# Uniform map

A **uniform map** is any map found by *uniformly* multiplying every entry of the just intonation point (JIP) for some prime limit [math]p[/math], ⟨log_{2}2 log_{2}3 log_{2}5 ... log_{2}[math]p[/math]], by the same positive real number before rounding them to integers.

What this means is that somewhere along the continuum of all possible equal-step tuning generator sizes, we can find one whose individually closest approximations for each of the primes is given by this map. In this sense, uniform maps are those that give reasonable tunings (further discussion of this idea may be found here). The map with the overall best tuning accuracy for an EDO will always be a uniform map. In many regular temperament theory contexts, uniform maps are the only maps used, such as in the famous projective tuning space diagrams from Paul Erlich's seminal A Middle Path paper, or the optimal ET sequences given for many regular temperaments across the wiki.

For an example, choosing 17.1 as our uniform multiplier, we find the map 17.1 ·⟨log_{2}2 log_{2}3 log_{2}5] = ⟨17.1 27.103 39.705] which rounds to ⟨17 27 40]. This is one of the many uniform maps for 17-EDO.

Every EDO has a finite number of possible uniform maps within a given prime limit, but an infinite number of uniform maps if no prime limit is given.

To find a uniform map for some [math]n[/math]-EDO, choose any multiplier that rounds to [math]n[/math] (anywhere from n − 0.5</math> to n + 0.5). For example, 16.9 rounds to 17, so we could use that to find another example for 17-EDO. Uniformly multiplying 16.9·⟨log_{2}2 log_{2}3 log_{2}5] = ⟨16.9 26.786 39.241], which rounds to ⟨17 27 39].

Subgroup uniform maps are also possible. For example, a uniform map on the 2.5.9/7 subgroup would be found by uniformly multiplying ⟨log_{2}2 log_{2}5 log_{2}(9/7)].

## Integer uniform map

A uniform map whose multiplier is an integer is called an **integer uniform map**. For example, we could use the integer 17 itself directly. So 17 · ⟨log_{2}2 log_{2}3 log_{2}5] = ⟨17 26.944 39.473], which also rounds to ⟨17 27 39]. Every EDO has one integer uniform map.

## Simple map

Another name for an integer uniform map is a **simple map**. The two different terms provide two different ways of presenting the same object, which can be helpful in different contexts:

- In contexts pertaining to tuning accuracy, "simple map" works well. This is probably the more common context.
- In contexts pertaining to other uniform maps, "integer uniform map" works well.

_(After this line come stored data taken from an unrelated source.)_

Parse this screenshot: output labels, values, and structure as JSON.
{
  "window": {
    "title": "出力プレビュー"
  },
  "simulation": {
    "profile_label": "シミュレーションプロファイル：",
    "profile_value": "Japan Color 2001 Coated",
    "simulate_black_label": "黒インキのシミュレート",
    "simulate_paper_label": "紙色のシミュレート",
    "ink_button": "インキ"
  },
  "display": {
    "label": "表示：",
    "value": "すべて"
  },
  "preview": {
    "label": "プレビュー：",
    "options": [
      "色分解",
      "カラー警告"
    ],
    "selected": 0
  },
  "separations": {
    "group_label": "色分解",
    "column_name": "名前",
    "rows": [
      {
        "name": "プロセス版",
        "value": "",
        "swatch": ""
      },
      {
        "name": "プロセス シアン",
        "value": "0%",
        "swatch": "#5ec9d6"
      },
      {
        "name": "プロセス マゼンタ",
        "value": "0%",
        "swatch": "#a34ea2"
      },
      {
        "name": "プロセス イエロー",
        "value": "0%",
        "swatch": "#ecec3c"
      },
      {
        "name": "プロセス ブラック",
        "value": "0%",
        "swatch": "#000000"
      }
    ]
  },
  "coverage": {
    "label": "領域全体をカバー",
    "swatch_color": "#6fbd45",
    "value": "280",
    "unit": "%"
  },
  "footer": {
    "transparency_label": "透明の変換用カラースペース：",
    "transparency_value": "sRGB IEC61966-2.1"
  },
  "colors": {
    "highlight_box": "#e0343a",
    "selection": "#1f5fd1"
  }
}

To define "simple map" independently of "integer uniform map", it is a specific type of map used for EDOs. Every EDO has one simple map. The simple map for [math]n[/math]-EDO is found by taking the just intonation point (JIP) for some prime limit [math]p[/math], ⟨log_{2}2 log_{2}3 log_{2}5 ... log_{2}[math]p[/math]], multiplying it by [math]n[/math], then individually rounding entries to the nearest integer. For example, the simple map for 7-limit 19-EDO is 19·⟨log_{2}2 log_{2}3 log_{2}5 log_{2}7] = ⟨19 30.115 44.117 53.340] which rounds to ⟨19 30 44 53].

So the simple map is not necessarily the *best* map for its EDO in terms of overall tuning accuracy, but it is the *simplest* map to calculate. The classic example of a simple map which is not the best map is 17p in the 5-limit, 17 · ⟨log_{2}2 log_{2}3 log_{2}5] = ⟨17 26.944 39.473] which rounds to ⟨17 27 39]. The approximation of prime 5 is really bad here; it's about exactly halfway between 39 and 40 steps, but slightly below, which is why it rounds down. But it turns out that if we round up instead, using 40 steps to approximate prime 5, then the absolute errors in the primes remain about the same. However, the error in 5/3 is much less, because the error in 5 and the error in 3 are now in the same direction, canceling each other out, and so overall ⟨17 27 40] has less error than ⟨17 27 39].

A uniform map is the same thing as a generalized patent val, or GPV.

An integer uniform map or simple map is the same thing as a patent val.

As for the difference between "map" and "val", there is none, at least in most RTT cases; this is discussed here: Map.

Otherwise, the difference in terminology between uniform maps, integer uniform maps, patent vals, and GPVs, reflects an inversion in conceptual framing. For patent vals and GPVs, patent vals are considered the base case, and GPVs a generalization thereof, whereas for uniform maps and integer uniform maps, uniform maps are considered the base case and integer uniform maps a specialization thereof. There is an argument that uniform maps are the more fundamental and important concept to regular temperament theory and therefore that this framing is the superior of the two.